La maison du pain

Publié le par la freniere

La moindre des semences ne parle pas de miracle. Elle le vit. Il en est de l’amour comme le blé qui lève. Nous sommes tous les membres d’un grand corps commun. Chaque geste se conjugue aux millions d’autres gestes, chaque fleur aux étoiles, chaque brin d’herbe à l’azur. Quand l’humus avale trop de poussière ou de béton, chaque racine étouffe. Il y a des fleurs en nous, des oiseaux, des parcelles d’étoiles. Il y a de l’homme chez les bêtes, de l’éternel dans un jour. Il n’y a rien d’autre dans un portefeuille que la sueur des pauvres, des enfants morts de faim dans l’appétit des banques. Mon sang roule sa boule jusqu’à mes bras en branches. Je m’appuie sur le vent pour écrire ces lignes alors que le soleil fait sa ronde dans la maison du pain.

La terre nourrit les arbres qui nourrissent la terre. La pluie donne à la pluie ce qu’exige la pluie. L’homme arrache à la terre ce qu’elle ne peut donner, à l’autre son visage, son enfant à la mère pour en faire un soldat, son espoir à l’enfant, au poète ses mots pour vendre de la mort, à l’arbre son berceau pour en faire une bière. Quand l’arbre touche un fil, c’est la branche qu’on coupe. Quand la pomme résiste, on lui arrache le cœur. Quand le mouton est noir, on lui fait la peau comme on clouait les chouettes sur la porte des granges.

Je n’ai pas de maison pour abriter l’espoir.

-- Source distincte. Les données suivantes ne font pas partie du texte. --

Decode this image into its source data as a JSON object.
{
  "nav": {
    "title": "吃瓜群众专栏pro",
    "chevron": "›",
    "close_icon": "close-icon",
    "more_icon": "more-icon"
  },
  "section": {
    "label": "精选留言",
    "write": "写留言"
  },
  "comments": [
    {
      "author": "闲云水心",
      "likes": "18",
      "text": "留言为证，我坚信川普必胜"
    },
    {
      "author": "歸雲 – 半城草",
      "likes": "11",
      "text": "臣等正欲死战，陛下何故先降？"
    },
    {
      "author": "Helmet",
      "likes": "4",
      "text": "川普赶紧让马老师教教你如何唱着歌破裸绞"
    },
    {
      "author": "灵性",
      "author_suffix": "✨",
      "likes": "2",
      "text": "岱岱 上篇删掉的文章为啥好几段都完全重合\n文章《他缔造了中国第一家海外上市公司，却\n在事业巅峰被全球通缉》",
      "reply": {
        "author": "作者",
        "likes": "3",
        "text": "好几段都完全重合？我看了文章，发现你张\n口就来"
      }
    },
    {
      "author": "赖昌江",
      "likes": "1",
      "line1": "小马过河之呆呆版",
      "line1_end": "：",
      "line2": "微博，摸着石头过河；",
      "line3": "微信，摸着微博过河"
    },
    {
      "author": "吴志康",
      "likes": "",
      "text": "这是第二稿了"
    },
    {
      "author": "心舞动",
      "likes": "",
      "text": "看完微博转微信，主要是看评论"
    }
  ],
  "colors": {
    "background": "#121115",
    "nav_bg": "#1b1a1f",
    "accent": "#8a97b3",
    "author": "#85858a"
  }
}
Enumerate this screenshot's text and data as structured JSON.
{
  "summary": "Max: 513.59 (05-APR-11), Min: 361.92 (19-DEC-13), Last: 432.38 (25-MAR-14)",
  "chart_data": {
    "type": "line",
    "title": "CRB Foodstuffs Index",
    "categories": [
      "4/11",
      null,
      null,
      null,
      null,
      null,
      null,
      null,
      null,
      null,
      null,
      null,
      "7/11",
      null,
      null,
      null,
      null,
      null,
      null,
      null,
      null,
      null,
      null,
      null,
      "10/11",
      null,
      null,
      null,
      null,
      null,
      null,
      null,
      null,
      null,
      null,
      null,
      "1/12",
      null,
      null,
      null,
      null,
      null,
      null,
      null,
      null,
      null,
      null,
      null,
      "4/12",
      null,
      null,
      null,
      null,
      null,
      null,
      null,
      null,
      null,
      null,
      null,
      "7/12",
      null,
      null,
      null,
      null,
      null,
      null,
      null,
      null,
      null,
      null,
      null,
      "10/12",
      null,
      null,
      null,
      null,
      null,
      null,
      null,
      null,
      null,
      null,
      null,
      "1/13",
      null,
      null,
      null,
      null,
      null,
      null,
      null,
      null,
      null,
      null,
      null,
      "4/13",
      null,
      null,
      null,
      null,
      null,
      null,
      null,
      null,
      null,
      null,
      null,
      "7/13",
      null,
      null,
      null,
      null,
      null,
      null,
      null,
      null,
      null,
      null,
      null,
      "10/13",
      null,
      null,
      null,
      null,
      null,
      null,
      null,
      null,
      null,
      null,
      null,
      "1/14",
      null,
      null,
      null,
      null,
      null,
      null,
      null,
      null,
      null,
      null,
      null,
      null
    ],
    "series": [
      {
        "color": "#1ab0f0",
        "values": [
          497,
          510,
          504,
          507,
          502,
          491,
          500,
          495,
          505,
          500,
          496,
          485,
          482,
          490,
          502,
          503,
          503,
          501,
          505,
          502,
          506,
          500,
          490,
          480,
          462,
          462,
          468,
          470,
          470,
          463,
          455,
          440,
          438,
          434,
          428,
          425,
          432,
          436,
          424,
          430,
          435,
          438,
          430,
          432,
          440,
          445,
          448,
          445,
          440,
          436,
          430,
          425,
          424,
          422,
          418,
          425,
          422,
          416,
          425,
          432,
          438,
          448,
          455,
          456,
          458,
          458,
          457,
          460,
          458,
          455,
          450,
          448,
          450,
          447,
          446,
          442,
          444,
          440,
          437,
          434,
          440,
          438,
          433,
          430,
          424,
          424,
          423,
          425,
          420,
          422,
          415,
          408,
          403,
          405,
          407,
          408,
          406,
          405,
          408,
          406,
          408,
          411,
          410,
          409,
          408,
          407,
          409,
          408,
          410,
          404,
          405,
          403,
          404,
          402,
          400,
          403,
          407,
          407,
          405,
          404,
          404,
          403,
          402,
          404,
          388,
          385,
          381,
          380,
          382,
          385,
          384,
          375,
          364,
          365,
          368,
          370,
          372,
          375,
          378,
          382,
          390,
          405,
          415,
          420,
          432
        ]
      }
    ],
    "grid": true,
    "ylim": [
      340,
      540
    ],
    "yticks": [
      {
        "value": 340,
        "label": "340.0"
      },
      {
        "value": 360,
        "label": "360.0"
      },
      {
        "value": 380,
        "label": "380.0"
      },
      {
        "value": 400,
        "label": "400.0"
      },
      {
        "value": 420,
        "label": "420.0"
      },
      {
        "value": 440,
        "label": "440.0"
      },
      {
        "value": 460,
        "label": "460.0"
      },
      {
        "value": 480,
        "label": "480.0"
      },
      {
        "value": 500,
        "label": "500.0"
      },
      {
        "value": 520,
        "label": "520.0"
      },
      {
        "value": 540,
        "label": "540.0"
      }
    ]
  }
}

Ma vie ne tient qu’à cette pelote de mots, à ce tricot de phrases à remmailler sans cesse au fil des images. C’est à force de nuit que l’on gagne le jour. J’abandonne un à un les costumes de scène, les accessoires du décor, les répliques toute faites, deux mille ans de poussière sur le plancher du cœur. J’avance dans le brouillard, les ronces, les averses, cherchant un grain de sable qu’on n’aurait pas souillé. Je garde dans mon corps la main qui baigne dans l’argile, les doigts frottant la pierre et les yeux d’un enfant qui découvre la mer. Qu’on l’habille de cuir, de cicatrices, de soie, de tatouages, nous portons tous en nous le squelette du premier homme.

Les saisons sont brèves mais le temps continue. Il faut la pierre et l’eau pour apaiser la soif. Il faut l’arbre et l’écorce. Il faut la chlorophylle où grandit la lumière, la sève dans la fleur, pour que naisse le fruit. Il faut le vent pour le pollen, l’abeille pour le miel. Il faut l’amour à l’homme pour en faire son pain sans détruire le blé. Il faut purifier l’eau dans le creuset du monde, nettoyer les nuages, dépolluer la mer, déminer les déserts et retrouver l’enfant égaré dans les ruines. Pendant qu’on tue la mer, à chaque jour, je déterre ma mère pour retrouver les vagues. À force de tout perdre, j’ai libéré ma voix. J’accompagne l’oiseau dans la rumeur du monde.